There was a rift in the Haldar family long ago, and subsequent generations have followed in the same vein; the rift has remained unhealed. Nalin and Nondo are the present generation representatives of the breakaway groups. As a child, Nalin was raised by his father very strictly; the boy was made to study all day and his childish desires were crushed. Nondo's parents, on the other hand, were lenient. Despite studying all day, Nalin regularly failed his exams. Nondo excelled in studies and won prizes. Perhaps, one takeaway from the story is that strict parenting may not be a good thing.

A boy, who is made to study the whole day and whose desires are crushed, is likely to feel jealous of a boy whose parents are lenient and who excels in studies. This was the case with Nalin also. He was jealous of Nondo. That was the reason why even after the boys grew into young men, Nalin wished to outdo Nondo in other aspects of life. This meant he should have the best of everything. His wife should be more beautiful than Nondo's! But this tendency to always have the best also makes one feel that the grass is greener on the other side of the fence. That can be disastrous!)

This situation is no different from the one that would arise if the tail of the fish were to quarrel with the head, or, for that matter, if Rahu and Ketu - the north and the south lunar nodes - decided to cross paths.
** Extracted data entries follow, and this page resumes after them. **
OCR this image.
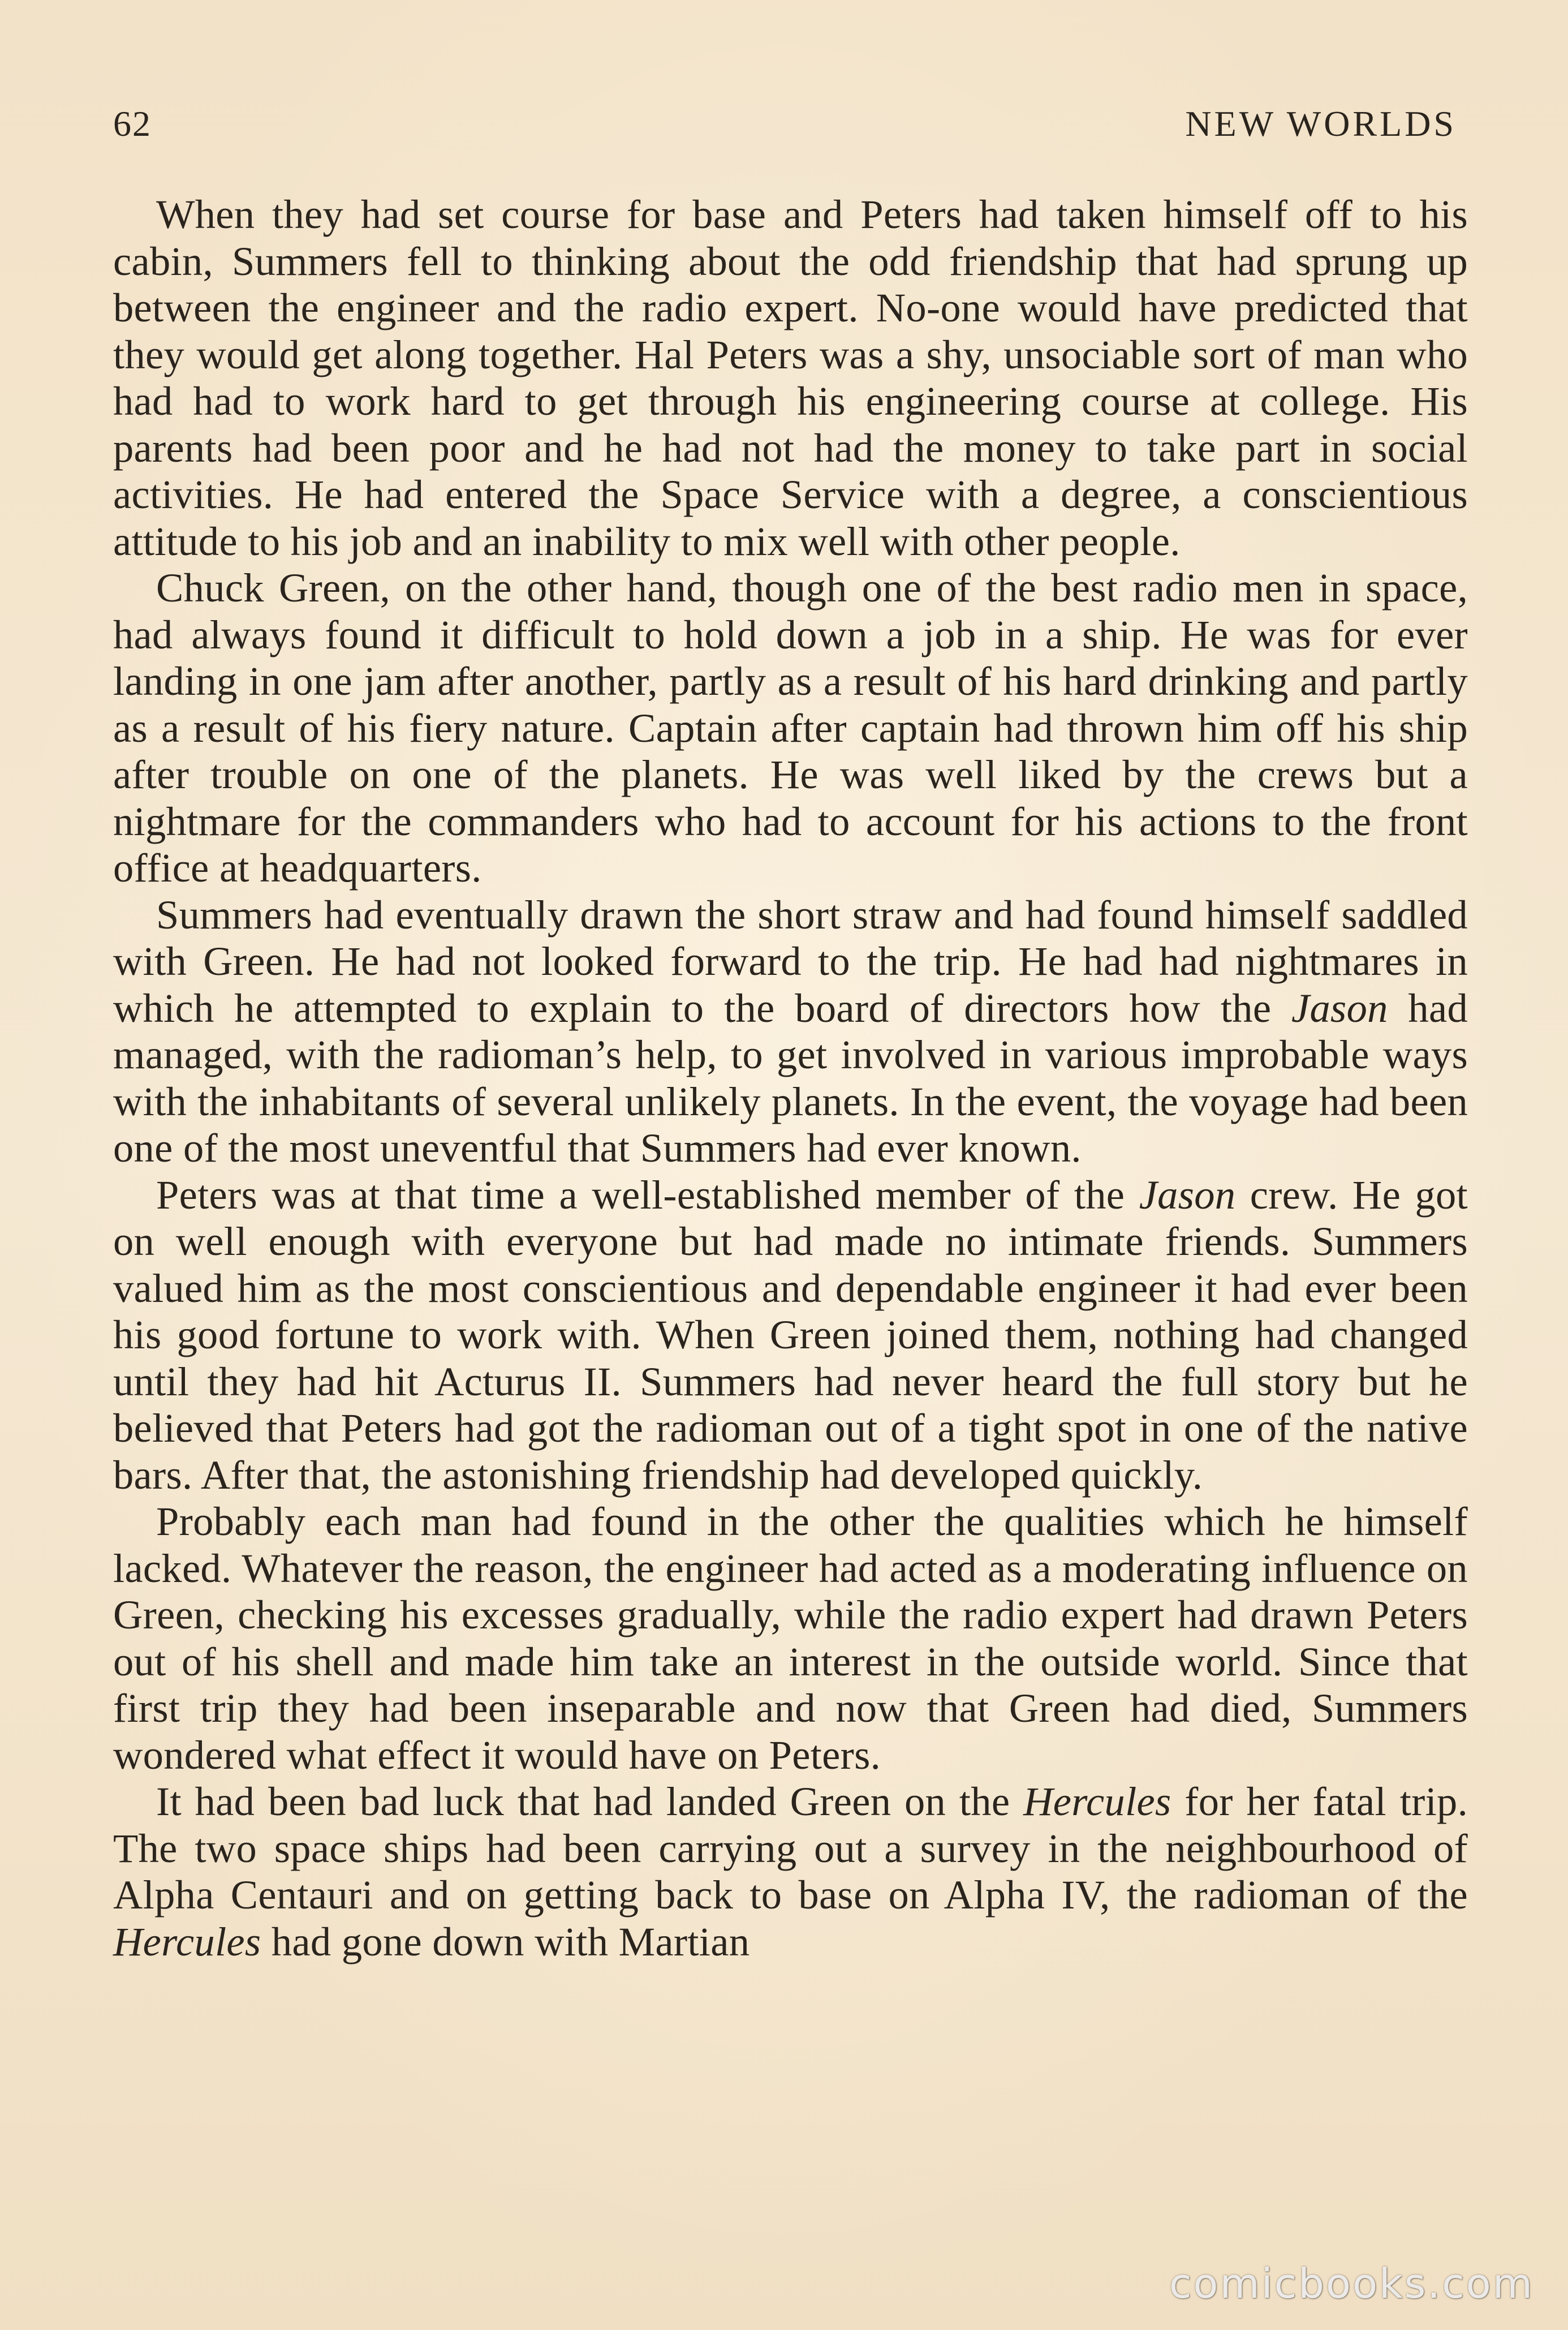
62	NEW WORLDS

When they had set course for base and Peters had taken himself off to his cabin, Summers fell to thinking about the odd friendship that had sprung up between the engineer and the radio expert. No-one would have predicted that they would get along together. Hal Peters was a shy, unsociable sort of man who had had to work hard to get through his engineering course at college. His parents had been poor and he had not had the money to take part in social activities. He had entered the Space Service with a degree, a conscientious attitude to his job and an inability to mix well with other people.

Chuck Green, on the other hand, though one of the best radio men in space, had always found it difficult to hold down a job in a ship. He was for ever landing in one jam after another, partly as a result of his hard drinking and partly as a result of his fiery nature. Captain after captain had thrown him off his ship after trouble on one of the planets. He was well liked by the crews but a nightmare for the commanders who had to account for his actions to the front office at headquarters.

Summers had eventually drawn the short straw and had found himself saddled with Green. He had not looked forward to the trip. He had had nightmares in which he attempted to explain to the board of directors how the Jason had managed, with the radioman’s help, to get involved in various improbable ways with the inhabitants of several unlikely planets. In the event, the voyage had been one of the most uneventful that Summers had ever known.

Peters was at that time a well-established member of the Jason crew. He got on well enough with everyone but had made no intimate friends. Summers valued him as the most conscientious and dependable engineer it had ever been his good fortune to work with. When Green joined them, nothing had changed until they had hit Acturus II. Summers had never heard the full story but he believed that Peters had got the radioman out of a tight spot in one of the native bars. After that, the astonishing friendship had developed quickly.

Probably each man had found in the other the qualities which he himself lacked. Whatever the reason, the engineer had acted as a moderating influence on Green, checking his excesses gradually, while the radio expert had drawn Peters out of his shell and made him take an interest in the outside world. Since that first trip they had been inseparable and now that Green had died, Summers wondered what effect it would have on Peters.

It had been bad luck that had landed Green on the Hercules for her fatal trip. The two space ships had been carrying out a survey in the neighbourhood of Alpha Centauri and on getting back to base on Alpha IV, the radioman of the Hercules had gone down with Martian

comicbooks.com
A discord has caused the venerable Haldar family to break away into two groups. A wall separates the dwellings of the two groups; so severe is the schism that members of one group refuse to even look at the faces of the members of the other group.
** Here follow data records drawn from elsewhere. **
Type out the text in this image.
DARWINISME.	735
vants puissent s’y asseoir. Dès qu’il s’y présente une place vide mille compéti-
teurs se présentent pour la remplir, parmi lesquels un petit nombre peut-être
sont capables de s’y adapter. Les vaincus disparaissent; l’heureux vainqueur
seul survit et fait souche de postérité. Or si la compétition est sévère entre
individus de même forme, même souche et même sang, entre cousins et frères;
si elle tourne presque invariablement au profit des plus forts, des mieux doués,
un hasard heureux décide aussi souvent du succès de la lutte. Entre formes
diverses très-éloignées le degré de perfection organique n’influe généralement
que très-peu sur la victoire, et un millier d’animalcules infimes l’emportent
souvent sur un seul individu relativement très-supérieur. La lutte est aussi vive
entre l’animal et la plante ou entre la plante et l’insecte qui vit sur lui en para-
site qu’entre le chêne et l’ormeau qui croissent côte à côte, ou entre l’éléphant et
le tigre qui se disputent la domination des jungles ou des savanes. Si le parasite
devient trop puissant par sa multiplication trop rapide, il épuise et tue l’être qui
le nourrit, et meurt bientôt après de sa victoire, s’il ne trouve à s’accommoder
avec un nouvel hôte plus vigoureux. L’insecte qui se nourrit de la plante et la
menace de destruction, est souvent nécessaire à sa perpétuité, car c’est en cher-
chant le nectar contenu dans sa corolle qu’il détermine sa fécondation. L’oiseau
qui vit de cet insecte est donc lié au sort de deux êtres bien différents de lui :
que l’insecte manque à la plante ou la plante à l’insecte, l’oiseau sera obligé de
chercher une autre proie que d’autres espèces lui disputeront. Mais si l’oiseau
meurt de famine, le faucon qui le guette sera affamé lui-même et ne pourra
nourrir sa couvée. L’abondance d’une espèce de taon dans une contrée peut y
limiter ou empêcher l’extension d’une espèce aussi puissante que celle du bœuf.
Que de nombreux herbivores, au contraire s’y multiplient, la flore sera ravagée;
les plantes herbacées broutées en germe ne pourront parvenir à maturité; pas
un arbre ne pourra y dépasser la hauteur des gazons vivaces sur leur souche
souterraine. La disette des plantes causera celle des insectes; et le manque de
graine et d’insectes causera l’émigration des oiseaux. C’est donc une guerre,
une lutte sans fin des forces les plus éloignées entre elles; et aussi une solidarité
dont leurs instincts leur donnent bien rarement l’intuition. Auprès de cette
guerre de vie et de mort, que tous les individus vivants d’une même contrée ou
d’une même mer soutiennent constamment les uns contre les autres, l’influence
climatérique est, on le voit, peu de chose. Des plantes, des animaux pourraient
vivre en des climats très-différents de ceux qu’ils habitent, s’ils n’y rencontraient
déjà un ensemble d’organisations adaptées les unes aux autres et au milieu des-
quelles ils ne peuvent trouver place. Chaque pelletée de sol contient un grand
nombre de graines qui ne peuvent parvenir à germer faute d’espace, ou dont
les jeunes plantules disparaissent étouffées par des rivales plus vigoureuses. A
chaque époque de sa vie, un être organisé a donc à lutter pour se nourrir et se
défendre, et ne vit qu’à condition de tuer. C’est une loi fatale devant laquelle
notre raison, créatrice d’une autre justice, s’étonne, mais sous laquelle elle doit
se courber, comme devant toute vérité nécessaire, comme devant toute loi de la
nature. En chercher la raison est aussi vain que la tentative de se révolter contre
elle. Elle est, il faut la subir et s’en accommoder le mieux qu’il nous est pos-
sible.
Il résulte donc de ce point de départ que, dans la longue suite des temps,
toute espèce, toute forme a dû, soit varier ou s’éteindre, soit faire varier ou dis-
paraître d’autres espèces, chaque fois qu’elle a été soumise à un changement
Nobogopal's son Nalin and Nanigopal's son Nondo are kindreds, are of the same age, and attend the same school. The two are in complete accord with the age-old feud between their families.

Nalin's father Nobogopal was a strict disciplinarian. He didn't allow his son a moment's respite; the son was required to stay immersed in his books all the time. Nobogopal had firmly pushed down his son's desires for play, good food, and dapper clothes underneath the pile of his books.

Nondo's father Nanigopal believed in a laissez faire policy. His mother sent him to school neatly dressed, and even pressed a few coins into his palms for refreshments; Nondo had become quite popular owing to his generous nature in sharing the goodies - snacks, spinning tops and marbles - with others.

Feeling defeated, Nalin would take recourse to the pleasant contemplation of what would have happened if he had been Nanigopal's son and Nondo born in his place. "I would have shown Nondo a thing or two then," he would say to himself.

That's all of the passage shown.